Unit: 25th Marine Regiment, 4th Marine Division
Dates of Service: May 1943 - November 1945
Battles / Campaigns: Kwajalein, Saipan, Tinian, Iwo Jima
"They sent us wherever they needed us, wherever we were most dangerous." (Video interview, 46:17)
Samuel Holiday was born in Oljato, Utah, within the Navajo reservation. He was raised primarily by his mother, and his family lived a seminomadic lifestyle in the Monument Valley area, where they produced most of their own food. His earliest memories were of Navajo religious teachings from his mother, who also put him through the traditional training for war by implementing an intense exercise program and teaching him to endure extreme weather. At the age of 13 he was forced to attend Tuba City Boarding School - a government-run boarding school where he faced harsh discipline and abuse.1
After being called up in early 1943, Holiday almost immediately encountered racist attitudes towards Native Americans at the in-processing station in Phoenix. Despite such encounters, he was proud to earn the titles of both Marine and Code Talker, and knew that the Code Talkers earned the respect of their fellow Marines.2 Together with his good friend Dan Akee, Holiday was assigned to the 25th Marine Regiment in the 4th Marine Division, and they would see combat at Kwajalein, Saipan, Tinian, and Iwo Jima.
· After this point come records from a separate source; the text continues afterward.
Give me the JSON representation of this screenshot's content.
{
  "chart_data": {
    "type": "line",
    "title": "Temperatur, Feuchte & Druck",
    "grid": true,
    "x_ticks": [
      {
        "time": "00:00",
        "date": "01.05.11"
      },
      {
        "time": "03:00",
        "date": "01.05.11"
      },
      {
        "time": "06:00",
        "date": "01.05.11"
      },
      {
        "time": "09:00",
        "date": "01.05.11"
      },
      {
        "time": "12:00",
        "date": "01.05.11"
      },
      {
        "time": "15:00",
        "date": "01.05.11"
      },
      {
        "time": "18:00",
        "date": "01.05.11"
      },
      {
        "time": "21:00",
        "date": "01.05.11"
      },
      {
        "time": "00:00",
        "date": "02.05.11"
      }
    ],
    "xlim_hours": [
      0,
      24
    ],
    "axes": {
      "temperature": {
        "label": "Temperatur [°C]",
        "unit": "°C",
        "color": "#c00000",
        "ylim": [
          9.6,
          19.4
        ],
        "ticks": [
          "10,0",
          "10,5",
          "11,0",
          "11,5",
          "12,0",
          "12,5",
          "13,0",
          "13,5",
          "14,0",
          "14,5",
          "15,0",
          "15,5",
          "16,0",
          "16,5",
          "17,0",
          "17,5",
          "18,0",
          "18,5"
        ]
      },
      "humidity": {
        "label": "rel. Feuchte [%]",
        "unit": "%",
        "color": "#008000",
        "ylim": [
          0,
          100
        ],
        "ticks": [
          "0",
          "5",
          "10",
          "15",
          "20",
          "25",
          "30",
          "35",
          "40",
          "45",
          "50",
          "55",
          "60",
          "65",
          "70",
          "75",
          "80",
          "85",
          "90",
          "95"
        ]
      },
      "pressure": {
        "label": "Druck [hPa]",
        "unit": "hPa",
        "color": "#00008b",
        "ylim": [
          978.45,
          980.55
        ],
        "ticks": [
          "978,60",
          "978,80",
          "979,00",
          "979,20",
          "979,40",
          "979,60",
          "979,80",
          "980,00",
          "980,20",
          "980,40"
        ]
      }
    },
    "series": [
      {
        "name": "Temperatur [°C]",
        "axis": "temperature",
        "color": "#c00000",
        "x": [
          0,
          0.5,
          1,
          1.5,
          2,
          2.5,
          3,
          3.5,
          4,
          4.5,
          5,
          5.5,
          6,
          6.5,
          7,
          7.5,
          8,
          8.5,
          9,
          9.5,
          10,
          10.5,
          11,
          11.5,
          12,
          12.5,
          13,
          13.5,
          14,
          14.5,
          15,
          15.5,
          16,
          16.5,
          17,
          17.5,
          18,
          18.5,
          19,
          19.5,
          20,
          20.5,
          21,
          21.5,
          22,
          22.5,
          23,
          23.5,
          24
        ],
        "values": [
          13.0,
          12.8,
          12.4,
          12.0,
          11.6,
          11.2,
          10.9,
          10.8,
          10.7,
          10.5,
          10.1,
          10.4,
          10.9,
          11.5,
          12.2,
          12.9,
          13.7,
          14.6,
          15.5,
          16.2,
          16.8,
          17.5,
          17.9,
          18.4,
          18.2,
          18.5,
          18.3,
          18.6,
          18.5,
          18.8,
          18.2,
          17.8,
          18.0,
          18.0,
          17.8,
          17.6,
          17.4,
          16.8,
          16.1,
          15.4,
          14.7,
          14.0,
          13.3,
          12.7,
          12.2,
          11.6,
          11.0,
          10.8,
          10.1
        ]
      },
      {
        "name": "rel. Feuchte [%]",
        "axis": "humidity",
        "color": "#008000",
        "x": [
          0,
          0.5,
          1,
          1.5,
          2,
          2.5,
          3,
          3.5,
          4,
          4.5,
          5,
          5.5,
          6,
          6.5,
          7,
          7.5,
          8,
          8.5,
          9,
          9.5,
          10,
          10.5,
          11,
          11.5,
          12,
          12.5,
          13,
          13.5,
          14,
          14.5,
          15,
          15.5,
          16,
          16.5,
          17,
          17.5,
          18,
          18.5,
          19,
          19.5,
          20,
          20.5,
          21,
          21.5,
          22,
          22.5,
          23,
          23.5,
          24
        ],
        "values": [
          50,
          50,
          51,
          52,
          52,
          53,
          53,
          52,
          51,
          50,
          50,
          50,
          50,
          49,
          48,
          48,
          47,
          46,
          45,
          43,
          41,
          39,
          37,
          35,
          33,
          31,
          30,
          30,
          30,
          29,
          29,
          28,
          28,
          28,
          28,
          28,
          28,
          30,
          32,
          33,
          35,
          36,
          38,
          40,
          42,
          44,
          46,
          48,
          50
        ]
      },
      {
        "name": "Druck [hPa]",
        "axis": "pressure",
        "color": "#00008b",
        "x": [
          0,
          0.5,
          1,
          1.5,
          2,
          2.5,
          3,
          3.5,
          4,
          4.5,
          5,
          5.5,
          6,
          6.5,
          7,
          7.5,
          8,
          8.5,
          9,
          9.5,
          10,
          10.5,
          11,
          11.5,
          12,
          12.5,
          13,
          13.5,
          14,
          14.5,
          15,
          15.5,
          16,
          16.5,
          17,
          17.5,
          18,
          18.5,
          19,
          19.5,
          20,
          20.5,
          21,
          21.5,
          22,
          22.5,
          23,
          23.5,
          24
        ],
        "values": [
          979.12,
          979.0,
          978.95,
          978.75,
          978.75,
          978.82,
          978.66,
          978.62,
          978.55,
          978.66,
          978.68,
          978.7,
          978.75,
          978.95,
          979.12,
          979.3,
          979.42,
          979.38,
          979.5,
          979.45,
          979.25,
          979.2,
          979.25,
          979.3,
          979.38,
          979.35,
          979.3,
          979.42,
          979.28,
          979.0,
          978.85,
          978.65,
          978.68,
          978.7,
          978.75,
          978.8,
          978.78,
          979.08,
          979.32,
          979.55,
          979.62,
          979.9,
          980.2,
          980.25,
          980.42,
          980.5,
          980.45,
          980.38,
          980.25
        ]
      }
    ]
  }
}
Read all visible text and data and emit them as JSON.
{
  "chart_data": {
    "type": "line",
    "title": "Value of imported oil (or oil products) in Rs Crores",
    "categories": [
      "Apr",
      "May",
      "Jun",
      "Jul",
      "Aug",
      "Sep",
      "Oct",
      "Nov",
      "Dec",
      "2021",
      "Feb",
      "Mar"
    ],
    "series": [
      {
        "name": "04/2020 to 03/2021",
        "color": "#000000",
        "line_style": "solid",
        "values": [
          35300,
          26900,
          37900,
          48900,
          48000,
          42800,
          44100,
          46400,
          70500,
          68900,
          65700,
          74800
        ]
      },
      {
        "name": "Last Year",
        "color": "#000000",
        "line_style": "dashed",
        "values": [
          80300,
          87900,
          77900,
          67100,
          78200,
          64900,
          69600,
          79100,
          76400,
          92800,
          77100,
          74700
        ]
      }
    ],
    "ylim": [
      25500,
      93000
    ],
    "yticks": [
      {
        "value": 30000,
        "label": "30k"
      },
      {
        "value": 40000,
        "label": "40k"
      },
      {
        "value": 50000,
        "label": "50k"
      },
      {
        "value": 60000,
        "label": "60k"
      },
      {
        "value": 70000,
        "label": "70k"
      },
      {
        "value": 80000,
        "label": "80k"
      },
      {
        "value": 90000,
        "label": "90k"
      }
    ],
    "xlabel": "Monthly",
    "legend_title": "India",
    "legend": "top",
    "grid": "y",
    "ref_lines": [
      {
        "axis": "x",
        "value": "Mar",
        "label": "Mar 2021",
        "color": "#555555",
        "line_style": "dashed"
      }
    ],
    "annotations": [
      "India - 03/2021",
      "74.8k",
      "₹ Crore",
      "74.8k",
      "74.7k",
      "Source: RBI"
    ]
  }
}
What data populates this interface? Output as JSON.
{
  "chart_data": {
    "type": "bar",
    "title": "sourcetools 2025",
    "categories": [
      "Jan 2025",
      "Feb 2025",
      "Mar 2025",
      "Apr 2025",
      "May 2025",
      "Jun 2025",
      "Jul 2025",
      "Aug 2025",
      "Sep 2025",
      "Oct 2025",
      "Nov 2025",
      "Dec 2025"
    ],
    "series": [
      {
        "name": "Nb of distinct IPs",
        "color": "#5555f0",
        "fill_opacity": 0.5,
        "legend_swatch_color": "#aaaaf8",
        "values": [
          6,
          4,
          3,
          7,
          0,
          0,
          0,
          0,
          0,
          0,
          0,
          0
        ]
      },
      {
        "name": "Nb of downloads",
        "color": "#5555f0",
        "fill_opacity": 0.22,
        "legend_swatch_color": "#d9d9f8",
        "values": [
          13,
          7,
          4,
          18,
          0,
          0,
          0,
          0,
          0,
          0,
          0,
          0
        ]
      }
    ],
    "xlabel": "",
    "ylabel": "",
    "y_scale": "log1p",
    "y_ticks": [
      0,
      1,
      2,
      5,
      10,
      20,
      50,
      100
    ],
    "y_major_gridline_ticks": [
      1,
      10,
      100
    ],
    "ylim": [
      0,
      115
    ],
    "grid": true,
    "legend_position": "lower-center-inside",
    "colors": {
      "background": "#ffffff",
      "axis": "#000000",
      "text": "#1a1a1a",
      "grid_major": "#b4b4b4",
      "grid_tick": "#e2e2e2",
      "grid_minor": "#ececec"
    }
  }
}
Holiday often went on hazardous patrols to locate enemy positions, and called in artillery strikes using the Navajo Code that devastated Japanese positions. After one such artillery strike on Saipan, Holiday and his comrades examined a Japanese position that had been destroyed, and he was profoundly affected by the sight of so many dead Japanese soldiers (Video interview, 47:25). He also remembers a time on Tinian when he went to the aid of a wounded Marine under heavy fire (Video interview, 53:30). Later, during the Battle of Iwo Jima, Holiday recalls a time when he and several of his buddies were pinned down in their foxholes by heavy fire, and he resolved that if he made it back alive he wanted to travel and visit all the states of the U.S. (Video interview, 36:00). He also remembers building close friendships with the officers and other Marines he worked with.
After Holiday returned from the war, he discovered that his service on four Pacific battlefields did not protect him from racist treatment—on his way home from Los Angeles to Navajo lands, he was repeatedly denied service at hotels and restaurants. He remarked, "the people did not care about veterans, my going to war meant nothing to them; it seemed just like having a good horse, working it hard until the job was finished, then chasing it away."3 Holiday struggled with symptoms of post-traumatic stress, and his family arranged to have Enemy Way ceremonies performed for him. The Enemy Way is a traditional Navajo ceremony performed for returning combat veterans to help them process their experience, reintegrate into society, and restore balance to their life. Holiday credited these ceremonies with alleviating his symptoms of post-traumatic stress and traumatic brain injury. Holiday was highly sensitive to the violence of combat and to the suffering that it caused on both sides. The suffering that he witnessed during the war motivated him to become a traditional medicine man later in life so that he could help others find healing and comfort.
After his time in the military, Holiday also served as a police officer in Tuba City for five years, before working in the coal mining industry and becoming a foreman. Samuel Holiday passed away in June 2018 at the age of 94.